Workflow (Opinionated)
- Preflight
- Capture environment (hardware/OS/runtime flags).
- Pick a correctness signal and a performance workload; run each once to verify they work.
- Performance contract
- Metric + percentile + workload + environment + constraints.
- Baseline
- Warm up; collect enough samples for stable percentiles (keep raw samples when possible).
- Locate the bottleneck
- Profile/trace; classify bound (CPU/memory/I/O/lock/tail).
- Choose the highest-leverage lever
- Follow the optimization ladder: delete work -> algorithm -> data/layout -> concurrency -> I/O -> micro-arch -> runtime/compiler.
- Run tight experiments (loop)
- Hypothesis -> patch -> measure -> accept/reject -> record.
- Ship with guards
- Add/extend a benchmark, budget, or alert; document trade-offs.
- Report
- Present baseline vs variant and the evidence trail.
Decision Gates
- If the baseline is noisy or unstable, fix measurement first.
- If the complexity class dominates, change the algorithm first.
- If tail latency dominates, treat variance reduction as the primary goal.
- If I/O dominates, reduce bytes, syscalls, or round trips before CPU tuning.
- If the only remaining wins require higher resource/cost ceilings, surface the trade-off and ask.
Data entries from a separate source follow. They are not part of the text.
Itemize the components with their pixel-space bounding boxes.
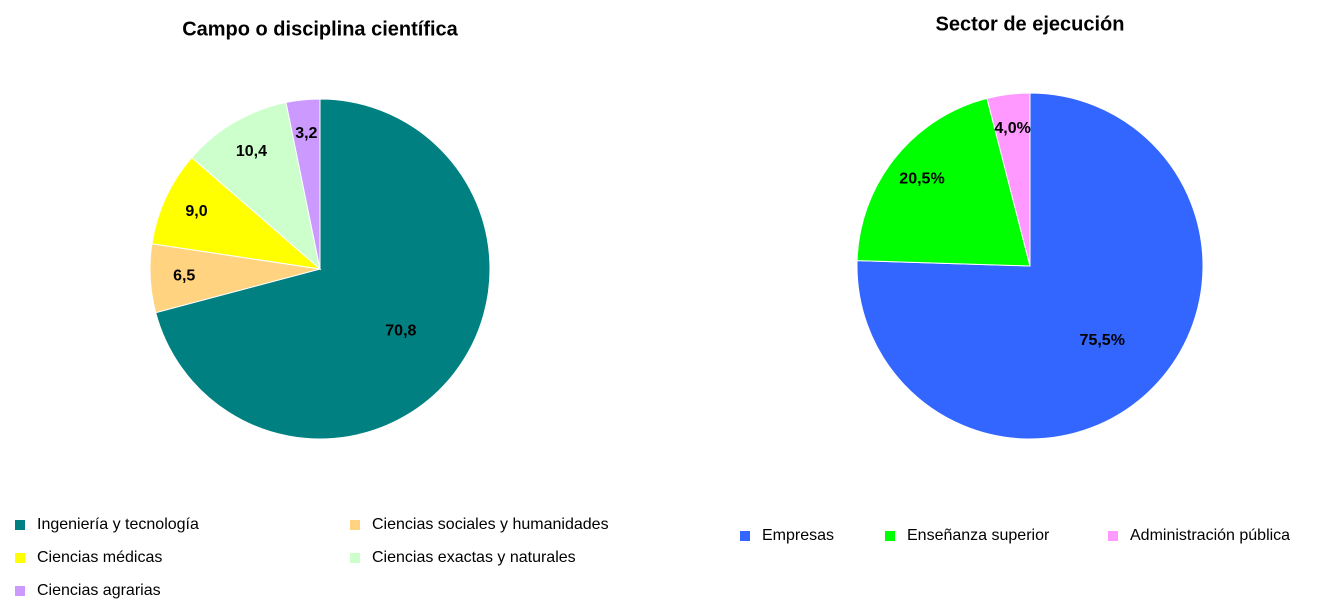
legend-swatch (1108, 531, 1118, 541)
pie-slice (190, 101, 321, 271)
value-label: 20,5% (899, 171, 944, 188)
legend-label: Ciencias médicas (37, 549, 162, 566)
legend-label: Ingeniería y tecnología (37, 516, 199, 533)
pie-slice (856, 97, 1031, 267)
legend-swatch (15, 553, 25, 563)
chart-title: Campo o disciplina científica (182, 18, 458, 40)
value-label: 6,5 (173, 268, 195, 285)
value-label: 70,8 (385, 322, 416, 339)
legend-label: Ciencias exactas y naturales (372, 549, 576, 566)
legend-label: Enseñanza superior (907, 527, 1050, 544)
chart-title: Sector de ejecución (936, 13, 1125, 35)
legend-label: Empresas (762, 527, 834, 544)
pie-slice (155, 98, 491, 440)
value-label: 4,0% (994, 120, 1030, 137)
legend-label: Ciencias sociales y humanidades (372, 516, 609, 533)
value-label: 10,4 (236, 143, 267, 160)
legend-swatch (740, 531, 750, 541)
legend-swatch (350, 553, 360, 563)
value-label: 9,0 (185, 203, 207, 220)
legend-swatch (350, 520, 360, 530)
legend-swatch (15, 586, 25, 596)
legend-label: Ciencias agrarias (37, 582, 161, 599)
pie-slice (151, 156, 322, 270)
legend-swatch (15, 520, 25, 530)
value-label: 3,2 (295, 125, 317, 142)
legend-label: Administración pública (1130, 527, 1290, 544)
legend-swatch (885, 531, 895, 541)
value-label: 75,5% (1080, 332, 1125, 349)
pie-slice (986, 92, 1031, 267)
pie-slice (285, 98, 321, 270)
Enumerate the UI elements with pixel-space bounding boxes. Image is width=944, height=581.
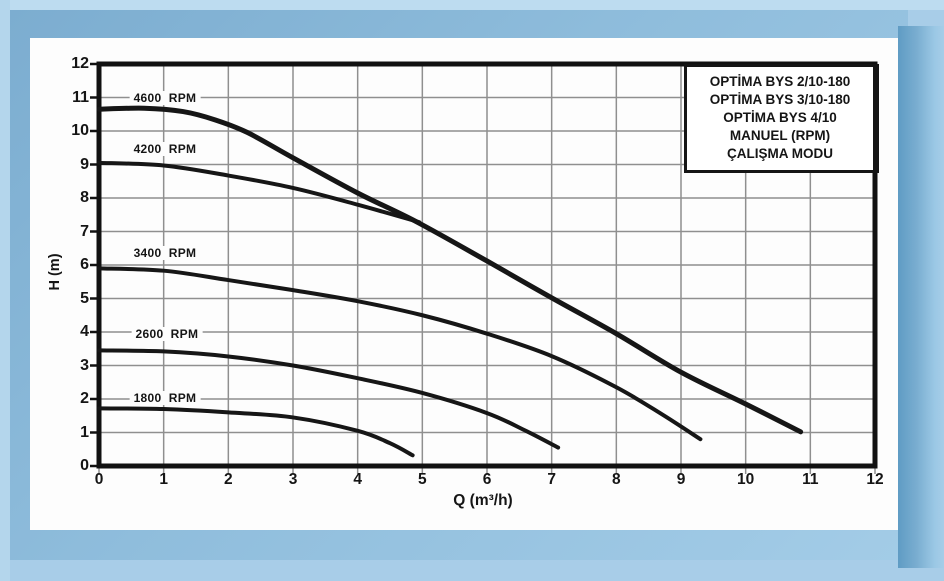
page-edge-gradient <box>898 26 944 568</box>
x-tick-label-5: 5 <box>418 471 427 488</box>
x-tick-label-3: 3 <box>288 471 298 488</box>
plot-frame <box>96 61 878 469</box>
curve-4600-rpm <box>96 105 804 435</box>
background-band-left <box>0 0 10 581</box>
x-tick-label-7: 7 <box>547 471 556 488</box>
legend-line-2: OPTİMA BYS 3/10-180 <box>709 92 851 107</box>
curve-label-4200-rpm: 4200 RPM <box>129 142 201 157</box>
legend-line-4: MANUEL (RPM) <box>729 128 831 143</box>
y-tick-label-12: 12 <box>71 55 89 72</box>
curve-2600-rpm <box>97 348 561 450</box>
curve-1800-rpm <box>97 406 415 458</box>
y-tick-label-4: 4 <box>80 323 89 340</box>
curve-3400-rpm <box>97 266 703 442</box>
y-tick-label-0: 0 <box>80 457 89 474</box>
y-tick-label-5: 5 <box>80 289 89 307</box>
x-tick-label-10: 10 <box>737 471 755 488</box>
x-tick-label-12: 12 <box>866 471 884 488</box>
curve-label-3400-rpm: 3400 RPM <box>129 246 201 261</box>
x-tick-label-11: 11 <box>802 471 819 488</box>
x-tick-label-6: 6 <box>482 471 492 488</box>
curve-label-2600-rpm: 2600 RPM <box>131 326 203 341</box>
y-tick-label-8: 8 <box>80 189 89 206</box>
y-tick-label-1: 1 <box>80 423 89 441</box>
y-axis-title: H (m) <box>47 253 63 291</box>
x-tick-label-1: 1 <box>159 471 168 488</box>
y-tick-label-2: 2 <box>80 390 89 407</box>
curve-label-4600-rpm: 4600 RPM <box>129 90 201 105</box>
x-tick-label-2: 2 <box>224 471 233 488</box>
legend-line-5: ÇALIŞMA MODU <box>727 146 833 161</box>
y-tick-label-9: 9 <box>80 155 89 173</box>
legend-box: OPTİMA BYS 2/10-180 OPTİMA BYS 3/10-180 OP… <box>684 64 879 173</box>
legend-line-3: OPTİMA BYS 4/10 <box>723 110 837 125</box>
legend-line-1: OPTİMA BYS 2/10-180 <box>709 74 851 89</box>
y-tick-label-7: 7 <box>80 222 89 240</box>
background-band-top <box>0 0 944 10</box>
x-tick-label-0: 0 <box>94 471 104 488</box>
x-tick-label-8: 8 <box>612 471 621 488</box>
x-tick-label-4: 4 <box>353 471 362 488</box>
y-tick-label-10: 10 <box>71 122 89 139</box>
y-tick-label-6: 6 <box>80 256 89 273</box>
y-tick-label-11: 11 <box>72 88 89 106</box>
y-tick-label-3: 3 <box>80 356 89 374</box>
x-tick-label-9: 9 <box>676 471 686 488</box>
x-axis-title: Q (m³/h) <box>453 492 513 509</box>
curve-label-1800-rpm: 1800 RPM <box>129 390 201 405</box>
curve-4200-rpm <box>97 160 422 225</box>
- Stop when ROI is negative or risk exceeds benefit.
Deliverable format (chat)
Output exactly these sections (short, numbers-first):
Performance contract
- Metric + percentile:
- Workload command:
- Dataset:
- Environment:
- Constraints:
Baseline
- Samples + warmup:
- Results (min/p50/p95/p99/max):
- Notes on variance/noise (or estimated noise floor):
Bottleneck evidence
- Tool + key finding:
- Hot paths / contention points:
- Bound classification:
Experiments
- <1-3 entries> Hypothesis -> change -> measurement delta -> decision
Result
- Variant results (min/p50/p95/p99/max):
- Delta vs baseline:
- Confidence (noise/variance):
- Trade-offs / regressions checked:
Regression guard
- Benchmark/budget added:
- Threshold (if any):
Validation
- Correctness command(s) -> pass/fail
- Performance command(s) -> numbers
Residual risks / next steps
Core References (Load on Demand)
- Read
references/playbook.mdfor the master flow and optimization ladder. - Read
references/measurement.mdfor benchmarking and statistical rigor. - Read
references/algorithms-and-data-structures.mdfor algorithmic levers. - Read
references/systems-and-architecture.mdfor CPU, memory, and OS tactics. - Read
references/latency-throughput-tail.mdfor queueing and tail behavior. - Read
references/optimization-tactics.mdfor a tactical catalog by layer. - Read
references/checklists.mdfor fast triage and validation checklists. - Read
references/anti-patterns.mdto avoid common traps.
Scripts
- Run
scripts/perf_report.pyto generate a performance report template. - Run
scripts/bench_stats.pyto summarize benchmark samples and percentiles.
Assets
- Use
assets/perf-report-template.mdas a ready-to-edit report. - Use
assets/experiment-log-template.mdto track experiments and results.
Output Expectations
- Deliver a baseline, bottleneck evidence, hypothesis, experiment plan, and measured result.
- Provide a minimal diff that preserves correctness and includes a regression guard.
- Explain trade-offs in plain language and record the measured delta.